Acinetobacter calcoaceticus-baumannii complex (Acb) is a Gram-negative non-fermenting bacillus which has been associated with healthcare-associated infections worldwide, especially in critically ill patients. Its ability to acquire resistance to antimicrobials represents one of the major issues in its management [1].
The 2021 EARS-Net surveillance reported a high geographic variability in resistance among Acinetobacter species. The Baltic countries and Southern and South-Eastern Europe showed the highest prevalence of carbapenem resistance. In addition, a growing number of cases of Acinetobacter spp. infections have been reported in Europe recently, with a 43% increased prevalence from 2020 to 2021 [2].
A global survey conducted between 2004 and 2014 showed that A. baumannii is the microorganism most frequently exhibiting a multi-drug resistance (MDR) pattern, up to 64% in 2014 [3]. Similarly, the latest European Centre for Diseases Prevention and Control (ECDC) annual epidemiological report on antimicrobial resistance describes a combined resistance to fluoroquinolones, aminoglycosides and carbapenems in 36.8% of cases across Europe in 2021, far above the combined resistance rate of Escherichia coli, Klebsiella pneumoniae, Pseudomonas aeruginosa, Staphylococcus aureus and Enterococcus faecium [2]. The resistance pattern prompted the World Health Organization WHO in 2017 to list carbapenem-resistant A. baumannii (CRAB) among the major pathogens with critical priority for research and development [4]. A recent observational study found no difference in terms of outcome between CRAB and colistin-only-susceptible A. baumannii respiratory infections [5].

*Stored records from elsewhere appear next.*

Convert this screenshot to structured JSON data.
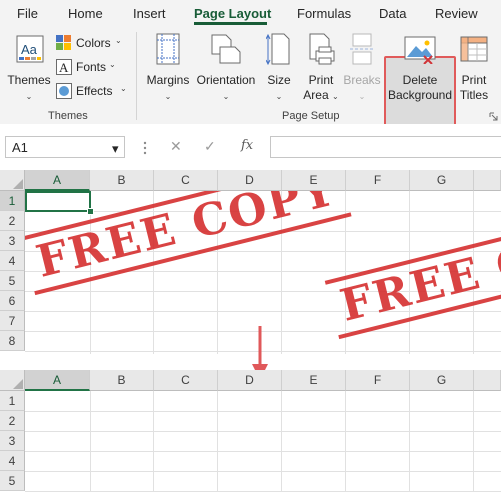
{
  "menu": {
    "tabs": [
      {
        "label": "File"
      },
      {
        "label": "Home"
      },
      {
        "label": "Insert"
      },
      {
        "label": "Page Layout"
      },
      {
        "label": "Formulas"
      },
      {
        "label": "Data"
      },
      {
        "label": "Review"
      }
    ],
    "active_tab": "Page Layout"
  },
  "ribbon": {
    "themes_group": {
      "themes_label": "Themes",
      "colors_label": "Colors",
      "fonts_label": "Fonts",
      "effects_label": "Effects",
      "group_label": "Themes"
    },
    "page_setup_group": {
      "margins_label": "Margins",
      "orientation_label": "Orientation",
      "size_label": "Size",
      "print_area_line1": "Print",
      "print_area_line2": "Area",
      "breaks_label": "Breaks",
      "delete_bg_line1": "Delete",
      "delete_bg_line2": "Background",
      "print_titles_line1": "Print",
      "print_titles_line2": "Titles",
      "group_label": "Page Setup"
    }
  },
  "formula_bar": {
    "name_box": "A1",
    "fx": "fx",
    "value": ""
  },
  "columns": [
    "A",
    "B",
    "C",
    "D",
    "E",
    "F",
    "G"
  ],
  "top_rows": [
    "1",
    "2",
    "3",
    "4",
    "5",
    "6",
    "7",
    "8"
  ],
  "bottom_rows": [
    "1",
    "2",
    "3",
    "4",
    "5"
  ],
  "background": {
    "stamp_text": "FREE COPY",
    "stamp_text_partial": "FREE C",
    "stamp_color": "#d42a2a"
  },
  "colors": {
    "accent": "#217346",
    "highlight_border": "#e05a5a",
    "arrow": "#e0585a"
  }
}
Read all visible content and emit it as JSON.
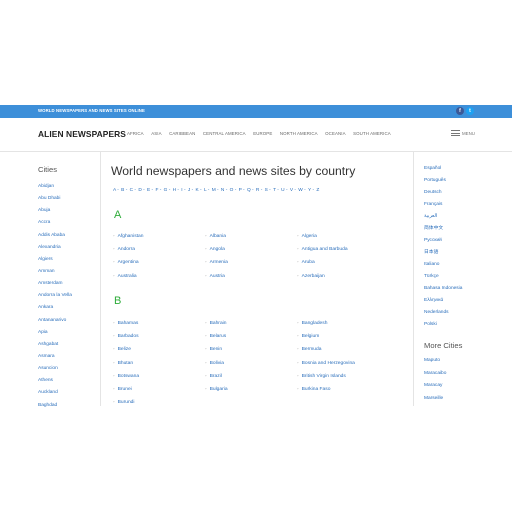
{
  "topbar": {
    "tagline": "WORLD NEWSPAPERS AND NEWS SITES ONLINE",
    "facebook_glyph": "f",
    "twitter_glyph": "t",
    "color": "#3d8fd9"
  },
  "header": {
    "logo": "ALIEN NEWSPAPERS",
    "nav": [
      "AFRICA",
      "ASIA",
      "CARIBBEAN",
      "CENTRAL AMERICA",
      "EUROPE",
      "NORTH AMERICA",
      "OCEANIA",
      "SOUTH AMERICA"
    ],
    "menu_label": "MENU"
  },
  "cities": {
    "heading": "Cities",
    "items": [
      "Abidjan",
      "Abu Dhabi",
      "Abuja",
      "Accra",
      "Addis Ababa",
      "Alexandria",
      "Algiers",
      "Amman",
      "Amsterdam",
      "Andorra la Vella",
      "Ankara",
      "Antananarivo",
      "Apia",
      "Ashgabat",
      "Asmara",
      "Asuncion",
      "Athens",
      "Auckland",
      "Baghdad"
    ]
  },
  "main": {
    "title": "World newspapers and news sites by country",
    "alphabet": [
      "A",
      "B",
      "C",
      "D",
      "E",
      "F",
      "G",
      "H",
      "I",
      "J",
      "K",
      "L",
      "M",
      "N",
      "O",
      "P",
      "Q",
      "R",
      "S",
      "T",
      "U",
      "V",
      "W",
      "Y",
      "Z"
    ],
    "sections": [
      {
        "letter": "A",
        "countries": [
          "Afghanistan",
          "Albania",
          "Algeria",
          "Andorra",
          "Angola",
          "Antigua and Barbuda",
          "Argentina",
          "Armenia",
          "Aruba",
          "Australia",
          "Austria",
          "Azerbaijan"
        ]
      },
      {
        "letter": "B",
        "countries": [
          "Bahamas",
          "Bahrain",
          "Bangladesh",
          "Barbados",
          "Belarus",
          "Belgium",
          "Belize",
          "Benin",
          "Bermuda",
          "Bhutan",
          "Bolivia",
          "Bosnia and Herzegovina",
          "Botswana",
          "Brazil",
          "British Virgin Islands",
          "Brunei",
          "Bulgaria",
          "Burkina Faso",
          "Burundi"
        ]
      }
    ],
    "letter_color": "#2eac3a"
  },
  "languages": [
    "Español",
    "Português",
    "Deutsch",
    "Français",
    "العربية",
    "简体中文",
    "Русский",
    "日本語",
    "Italiano",
    "Türkçe",
    "Bahasa Indonesia",
    "Ελληνικά",
    "Nederlands",
    "Polski"
  ],
  "more_cities": {
    "heading": "More Cities",
    "items": [
      "Maputo",
      "Maracaibo",
      "Maracay",
      "Marseille"
    ]
  },
  "link_color": "#2a6ebb"
}
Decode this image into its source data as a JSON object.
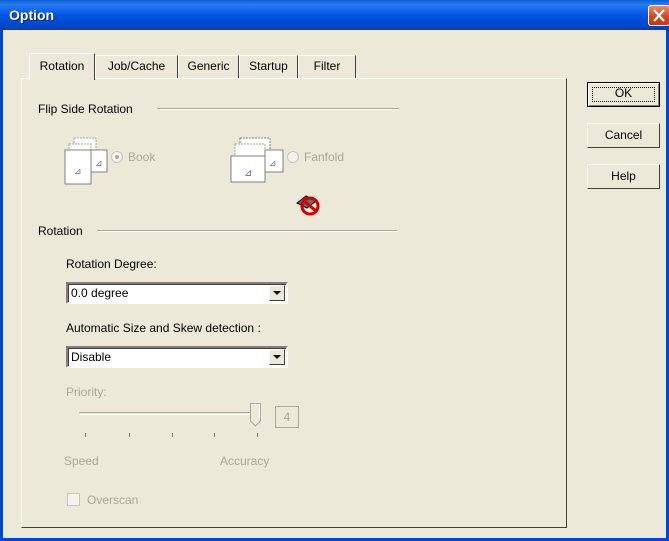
{
  "window": {
    "title": "Option"
  },
  "tabs": [
    {
      "label": "Rotation",
      "active": true
    },
    {
      "label": "Job/Cache",
      "active": false
    },
    {
      "label": "Generic",
      "active": false
    },
    {
      "label": "Startup",
      "active": false
    },
    {
      "label": "Filter",
      "active": false
    }
  ],
  "buttons": {
    "ok": "OK",
    "cancel": "Cancel",
    "help": "Help"
  },
  "flip_side": {
    "group_label": "Flip Side Rotation",
    "book_label": "Book",
    "book_selected": true,
    "fanfold_label": "Fanfold",
    "fanfold_selected": false,
    "disabled": true
  },
  "rotation": {
    "group_label": "Rotation",
    "degree_label": "Rotation Degree:",
    "degree_value": "0.0 degree",
    "skew_label": "Automatic Size and Skew detection :",
    "skew_value": "Disable",
    "priority_label": "Priority:",
    "priority_value": "4",
    "priority_level": 4,
    "priority_max": 4,
    "speed_label": "Speed",
    "accuracy_label": "Accuracy",
    "overscan_label": "Overscan",
    "overscan_checked": false
  },
  "colors": {
    "titlebar": "#0055E5",
    "dialog_bg": "#ECE9D8",
    "disabled_text": "#ACA899",
    "close_button": "#D0441E"
  },
  "icons": [
    "close-icon",
    "book-pages-icon",
    "fanfold-pages-icon",
    "not-available-icon"
  ]
}
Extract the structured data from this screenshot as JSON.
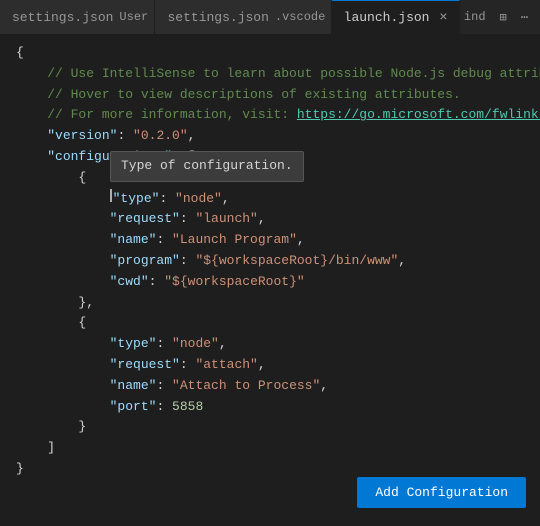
{
  "tabs": [
    {
      "id": "settings-user",
      "label": "settings.json",
      "suffix": "User",
      "active": false,
      "modified": false
    },
    {
      "id": "settings-vscode",
      "label": "settings.json",
      "suffix": ".vscode",
      "active": false,
      "modified": false
    },
    {
      "id": "launch-json",
      "label": "launch.json",
      "suffix": "",
      "active": true,
      "modified": true
    }
  ],
  "tab_bar_right": {
    "ind_label": "ind",
    "split_icon": "⊞",
    "more_icon": "⋯"
  },
  "tooltip": {
    "text": "Type of configuration."
  },
  "code_lines": [
    {
      "text": "{",
      "indent": 0
    },
    {
      "type": "comment",
      "text": "// Use IntelliSense to learn about possible Node.js debug attribute"
    },
    {
      "type": "comment",
      "text": "// Hover to view descriptions of existing attributes."
    },
    {
      "type": "comment_link",
      "text": "// For more information, visit: https://go.microsoft.com/fwlink/?li"
    },
    {
      "text": "\"version\": \"0.2.0\","
    },
    {
      "text": "\"configurations\": ["
    },
    {
      "text": "    {"
    },
    {
      "text": "        \"type\": \"node\","
    },
    {
      "text": "        \"request\": \"launch\","
    },
    {
      "text": "        \"name\": \"Launch Program\","
    },
    {
      "text": "        \"program\": \"${workspaceRoot}/bin/www\","
    },
    {
      "text": "        \"cwd\": \"${workspaceRoot}\""
    },
    {
      "text": "    },"
    },
    {
      "text": "    {"
    },
    {
      "text": "        \"type\": \"node\","
    },
    {
      "text": "        \"request\": \"attach\","
    },
    {
      "text": "        \"name\": \"Attach to Process\","
    },
    {
      "text": "        \"port\": 5858"
    },
    {
      "text": "    }"
    },
    {
      "text": "]"
    },
    {
      "text": "}"
    }
  ],
  "add_config_button": {
    "label": "Add Configuration"
  }
}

Five pathogenic species of the Acb (Acinetobacter baumannii, Acinetobacter nosocomialis, Acinetobacter pittii, Acinetobacter seifertii and Acinetobacter dijkshoorniae) have been identified, but—given the limited possibility of many laboratories to precisely distinguish species of the calcoaceticus-baumannii complex—for the purposes of this review we will use the designation A. baumannii, unless otherwise stated, in the broad sense to encompass all pathogenic members of the Acb complex. To note, A. baumannii sensu strictu was found associated with higher severity and mortality in nosocomial pneumonia with secondary bloodstream infection [6].
A. baumannii was initially considered a commensal opportunist, a low-virulence pathogen of little significance. The growing diffusion of invasive mechanical ventilation, the ubiquitarian use of central venous and urinary catheters, and the extensive administration of antibacterial therapy in critically ill patients favoured the surge of A. baumannii infections in terms of both severity and frequency [7].

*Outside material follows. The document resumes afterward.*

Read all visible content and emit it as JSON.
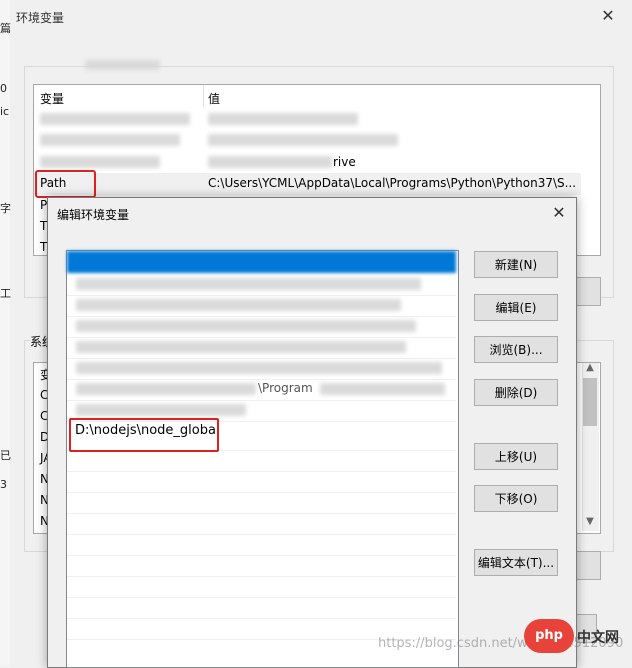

Overall mortality rates in CRAB infections remain particularly high in all clinical studies, approaching 70% [8]. The most common clinical manifestations of CRAB are catheter-related bloodstream infections and nosocomial pneumonia, though surgical-site infections, post-surgical meningitis and ventriculitis and urinary tract infections have also been described. Differently from other opportunistic pathogens, which take advantage of the host’s immune defects to develop and sustain the infection, the “opportunities” that Acinetobacter exploits are the disruption of anatomical barriers (i.e., severe burns, traumatic injuries, vascular and urinary catheters, endotracheal tubes) and the perturbation of normal host flora by exposure to broad-spectrum antibiotics which favour colonization [9,10].

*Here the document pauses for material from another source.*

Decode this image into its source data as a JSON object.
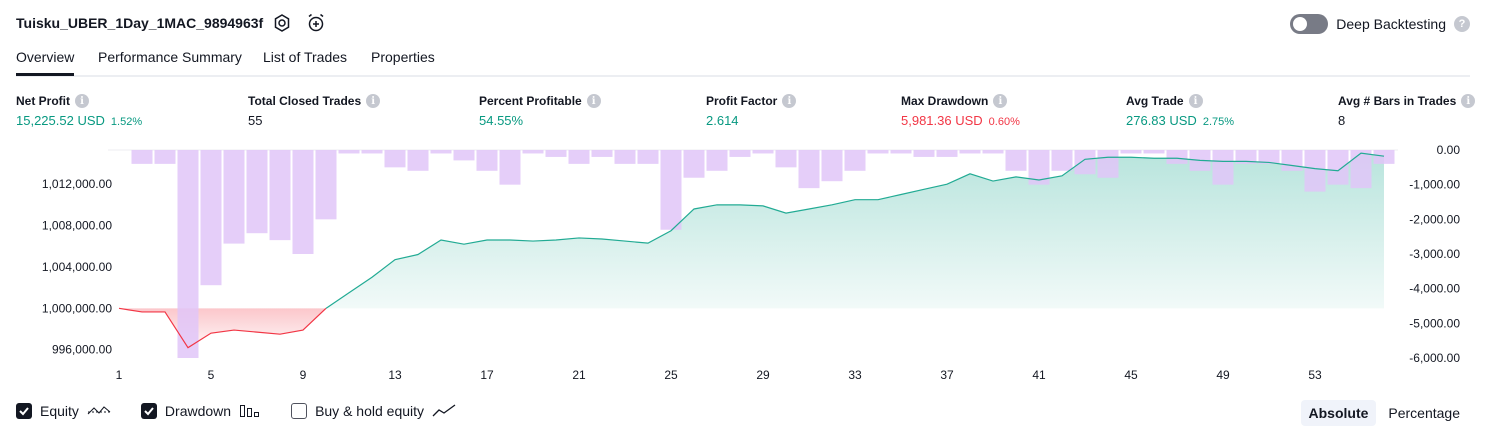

Consequently, given the ability of CRAB to colonize surfaces and to survive by resisting disinfection and desiccation, the intensive care unit (ICU) became the hospital setting most deeply affected by A. baumannii. Nonetheless, the application of rigorous infection control measures has demonstrated the ability to eradicate CRAB also in ICU [11].
Nosocomial pneumonia, especially ventilation-associated pneumonia (VAP), is probably the most challenging clinical syndrome due to CRAB given its severity and the limited therapeutic options. The ability of A. baumannii to form biofilm communities on abiotic surfaces, such as endotracheal tubes, represents the first pathogenic step, fortunately not always followed by the dissemination to alveoli—favoured by mechanical ventilation—and the subsequent development of pneumonia [1].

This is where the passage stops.